Когда Сарваш покинул пределы Фортвудса, полковник отправился на кухню, для разговора. Гольдхаген никакого мяса не рубила и не разделывала, она, напротив, старательно оттирала полы от крови щеткой, и когда он вошёл, сделала вид, что так увлечена работой, что ничего не замечает.
- Прости, но ничего не вышло, - только и сказал полковник.
- Это я уже поняла, - не слишком-то приветливо буркнула она, не отрывая глаз от пола и продолжая шаркать щеткой.
- Доктор Вильерс забрал Лили с собой, - на всякий случай предупредил полковник.
- Угу.
- Наверно, скоро он опять захочет взять у тебя кровь.
- Пусть берёт, мне не жалко.
Наступило тягостное молчание, разбавленное только ритмичным скрежетом щетинок о пол.
- Не хочу лезть тебе в душу, - заговорил полковник, - просто хочу понять, что между вами такого произошло? Твоя сестра чуть ли не плакала, ужасное было зрелище.
- Нет у меня сестры, сколько раз повторять?
- Да? А доктор Вильерс сказал, что ты ему сказала...
- Что сестра у меня была.
Чувствуя, что вот-вот потеряет нить логики в разговоре, полковник уточнил:
- И как это может быть?
- Просто. Лили отказалась от нашей семьи. Время было такое, кто хотел хорошо жить, и разводились и отрекались и документы подделывали. У Лили получилось беззаботно жить в Берлине. У меня только бегать с катушкой кабеля на Восточном фронте под обстрелами в жуткий холод.
- Разве она виновата, что жизнь у тебя пошла наперекосяк? Уж прости за любопытство, кто виноват, что ты устроила Кровавую Пятницу, и подрыв инкассаторской машины с четырьмя живыми людьми?
- Англичане, которые убили меня и еще тринадцать смертных людей в Кровавое Воскресенье.
Полковник только кивнул.
- Я понял твою позицию.
- Если не нравится, не надо было спрашивать.
- А Лили тебе совсем не жалко?
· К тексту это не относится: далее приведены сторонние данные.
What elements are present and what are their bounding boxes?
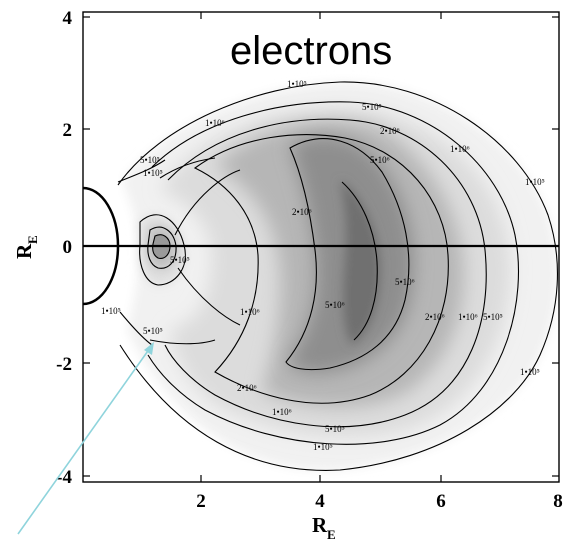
contour-label: 1•10⁵ (520, 367, 540, 377)
svg-text:E: E (327, 527, 336, 542)
contour-inner-belt-outer (139, 214, 186, 286)
svg-text:R: R (312, 513, 328, 537)
contour-label: 2•10⁶ (380, 126, 400, 136)
contour-1e6-outer (164, 118, 487, 428)
contour-label: 2•10⁶ (237, 383, 257, 393)
contour-label: 5•10⁵ (362, 102, 382, 112)
contour-label: 1•10⁵ (287, 79, 307, 89)
contour-label: 1•10⁶ (450, 144, 470, 154)
y-tick-label: -4 (56, 467, 72, 488)
y-tick-label: 4 (63, 8, 73, 29)
chart-title: electrons (230, 29, 392, 73)
contour-5e5-outer (147, 101, 520, 445)
plot-frame (82, 11, 560, 483)
contour-label: 5•10⁵ (143, 326, 163, 336)
contour-2e6 (193, 134, 449, 404)
contour-label: 5•10⁵ (325, 424, 345, 434)
y-tick-label: -2 (56, 354, 72, 375)
contour-label: 1•10⁶ (240, 307, 260, 317)
contour-label: 2•10⁶ (425, 312, 445, 322)
contour-label-group: 1•10⁵ 5•10⁵ 2•10⁶ 1•10⁶ 5•10⁵ 1•10⁵ 1•10… (101, 79, 545, 452)
axis-ticks (83, 12, 559, 482)
y-tick-label: 0 (63, 237, 73, 258)
contour-5e5-inner (149, 157, 216, 345)
contour-1e5-tongue (117, 159, 166, 346)
contour-label: 5•10⁵ (483, 312, 503, 322)
contour-label: 1•10⁵ (143, 168, 163, 178)
contour-label: 5•10⁵ (170, 255, 190, 265)
contour-5e6 (285, 138, 410, 371)
contour-1e6-inner (174, 169, 241, 326)
y-axis-label: R E (12, 235, 40, 259)
svg-text:R: R (12, 243, 36, 259)
contour-label: 1•10⁵ (525, 177, 545, 187)
contour-inner-belt-mid (147, 226, 177, 269)
contour-label: 1•10⁶ (458, 312, 478, 322)
pointer-arrow (17, 342, 154, 535)
contour-label: 1•10⁵ (313, 442, 333, 452)
contour-label: 5•10⁶ (370, 155, 390, 165)
x-tick-label: 4 (315, 491, 325, 512)
contour-label: 5•10⁶ (395, 277, 415, 287)
contour-label: 1•10⁶ (272, 407, 292, 417)
x-tick-label: 2 (196, 491, 206, 512)
contour-lines (117, 81, 558, 471)
x-axis-label: R E (312, 513, 336, 542)
contour-inner-belt-core (152, 234, 171, 259)
x-tick-label: 6 (436, 491, 446, 512)
contour-1e5-outer (117, 81, 558, 471)
contour-label: 1•10⁵ (101, 306, 121, 316)
y-tick-label: 2 (63, 120, 73, 141)
contour-label: 5•10⁶ (325, 300, 345, 310)
contour-5e6-inner (341, 181, 378, 341)
density-shading (122, 81, 558, 471)
contour-label: 1•10⁶ (205, 118, 225, 128)
x-tick-label: 8 (553, 491, 563, 512)
contour-label: 2•10⁶ (292, 207, 312, 217)
contour-label: 5•10⁵ (140, 155, 160, 165)
svg-text:E: E (25, 235, 40, 244)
Она ведь пришла сюда ради тебя и попала в ловушку. Она, как и ты, отсюда не выйдет.
Только теперь Гольдхаген подняла голову, чтобы посмотреть на полковника:
- А она-то в чём провинилась? Убила кого-то или ограбила?
- Через месяц на свободу выйдут два белых конфедерата, можешь спросить у них, чем Гипогее так не угодила ты и твоя сестра-не сестра.
- К чёрту их.
- Может и к чёрту, но уверяю тебя, Темпл не поскупится и отдаст им Лили, лишь бы они забрали с собой и тебя.
- Может уже хватит пугать меня Гипогеей? Если буду плохо себя вести, отдадут меня туда-сюда. Я вроде не девочка, жила там год.
- И как?
- Достаточно, чтобы не хотеть туда возвращаться.
- Чем ты так обидела Амертат? - вдруг спросил её полковник.
- А что я могла ей сделать?
- Не знаю. Но я собственными ушами слышал, как она науськивала ватагу гипогеянцев против Фортвудса, который перехватил у них пальму первенства в перерождении смертных к вечной жизни, ну и против тебя с Лили как неучтенных и не утвержденных для бессмертного кровопийства кандидатов. Скажешь, что тут нет ничего личного?
- Она долбанутая сука с лейсбийскими замашками и сатанистка, этого достаточно?
Полковник только пожал плечами. Однако, интересные мотивы неприятия между двумя женщинами.
- Что-то она мне говорила, про мою мужскую сущность глубоко внутри, - вдруг произнесла Гольдхаген, вернувшись к помывке пола. - Как думаешь, это она твою железу у меня в голове имела в виду?
Полковник в задумчивости передернул усами:
- Хочешь поговорить об этом?
- Не знаю. Доктор Вильерс так настойчиво говорит, что ты мне чуть ли не отец родной, что в пору задуматься, что это ты так часто и настойчиво меня ругаешь и опекаешь. Другой бы плюнул и послал в этот ваш подвал. А ты держишься. К чему бы это?
Полковник задумался. Почему-то все семь месяцев, что она пробыла здесь, сам себе подобный вопрос он не задавал:
- Всякому отцу должно ругать и опекать даже плохих детей. Даже если приходится с ними работать годами, - и, одумавшись, он добавил. - Просто я знал твоего отца. Не то чтобы хорошо, но он показался мне куда здравым и гуманным человеком, нежели твой прадед. Можешь считать это дань уважения доктору Паулю Метцу.